I paid the tab for the beers and walked Elana out, no need to say that the night was actually over. It was more than obvious that we both were in a place that we didn’t want to be, whether we liked each other’s company or not. Maybe it was still too soon, or maybe trying to have anything to do with my old life was just impossible.
“Thank you for agreeing to have dinner with me,” I said, glancing to Elana in the passenger seat as we drove back toward her house.
“It’s been really good catching up,” she responded with a forced smile.

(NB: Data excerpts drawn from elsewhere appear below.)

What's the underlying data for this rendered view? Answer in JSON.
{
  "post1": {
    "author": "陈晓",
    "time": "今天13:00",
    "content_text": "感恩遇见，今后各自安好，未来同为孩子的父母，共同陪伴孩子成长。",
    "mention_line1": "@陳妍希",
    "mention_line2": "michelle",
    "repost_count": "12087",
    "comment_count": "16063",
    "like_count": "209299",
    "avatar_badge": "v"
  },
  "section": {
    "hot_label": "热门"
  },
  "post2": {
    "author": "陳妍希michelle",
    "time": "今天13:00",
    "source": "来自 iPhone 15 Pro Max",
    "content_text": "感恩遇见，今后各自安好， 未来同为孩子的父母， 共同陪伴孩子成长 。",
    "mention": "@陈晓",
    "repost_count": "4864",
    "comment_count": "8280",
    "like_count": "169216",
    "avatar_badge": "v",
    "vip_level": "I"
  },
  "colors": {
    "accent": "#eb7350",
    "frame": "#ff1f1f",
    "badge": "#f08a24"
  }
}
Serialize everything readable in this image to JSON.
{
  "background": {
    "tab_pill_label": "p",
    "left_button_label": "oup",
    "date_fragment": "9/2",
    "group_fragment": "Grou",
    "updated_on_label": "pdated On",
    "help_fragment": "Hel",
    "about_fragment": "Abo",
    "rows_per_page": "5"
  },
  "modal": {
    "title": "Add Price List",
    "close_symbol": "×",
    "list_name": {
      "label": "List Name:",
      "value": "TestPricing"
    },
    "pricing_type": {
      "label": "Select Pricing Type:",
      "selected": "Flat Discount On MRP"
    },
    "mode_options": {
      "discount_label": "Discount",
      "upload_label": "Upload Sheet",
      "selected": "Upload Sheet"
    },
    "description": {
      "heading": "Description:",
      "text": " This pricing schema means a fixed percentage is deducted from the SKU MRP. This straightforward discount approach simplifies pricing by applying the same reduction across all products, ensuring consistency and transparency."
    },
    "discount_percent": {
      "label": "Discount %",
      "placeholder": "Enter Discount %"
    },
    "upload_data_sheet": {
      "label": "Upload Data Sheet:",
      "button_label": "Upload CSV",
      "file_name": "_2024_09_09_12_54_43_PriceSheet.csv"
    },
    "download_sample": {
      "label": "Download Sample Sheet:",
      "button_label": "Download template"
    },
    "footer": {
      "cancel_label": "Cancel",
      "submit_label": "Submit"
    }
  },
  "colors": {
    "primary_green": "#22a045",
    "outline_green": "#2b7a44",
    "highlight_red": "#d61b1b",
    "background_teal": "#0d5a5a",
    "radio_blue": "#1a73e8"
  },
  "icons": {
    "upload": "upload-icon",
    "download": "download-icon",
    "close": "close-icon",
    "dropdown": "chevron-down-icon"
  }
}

It was glaringly obvious we weren’t going to be seeing each other again. Kind of like a really awkward blind date where you both want to be polite, so you withstand the whole thing knowing there is no chemistry and no future. It was kind of painful thinking this would be the last time that we hung out, but I knew that it was necessary. There was nothing there but a void too big for either of us to get across, and I couldn’t sit around waiting for that void to close, and neither could she. No matter how much I wanted this friendship to pick back up and develop, I could see now that it was probably not possible. If it had been in another time or even another place, this could have gone completely differently, but with Lillie’s ghost haunting us at every turn, I couldn’t possibly imagine that we could continu
e to do this to ourselves.
Elana paused and smiled at me, putting her hand on mine for a moment before getting out of the car. As I watched her walking up to her row house, her shiny black hair glimmering in the street lights, I thought about all the missed opportunities. Still, I couldn’t shake Lillie and could almost see her standing on the porch next to Elana, waving goodbye to me.
Chapter 8
Elana
Sundays were both painful and relaxing at the same time. When the clock chimed noon, you could expect that I would be at my mother’s house, drudging through whatever lecture she had for me, and then finally enjoying my time with her. She lived alone. My dad and her divorced years before. I felt like it was necessary for me to spend as much time with her as possible. My mom’s name was Tammy, and she kept herself busy with gardening, canning, and pretty much anything else that you could imagine an old homesteader taking care of. She lived about ten miles from me, on the outskirts of town in the same house that I grew up in. I loved being home now, but it had taken me a while to be able to drive past Lillie’s old childhood home without bursting into tears or having a mental breakdown. Now, I was okay, and I usually just drove right past, only giving her ghost a small bit of recognition.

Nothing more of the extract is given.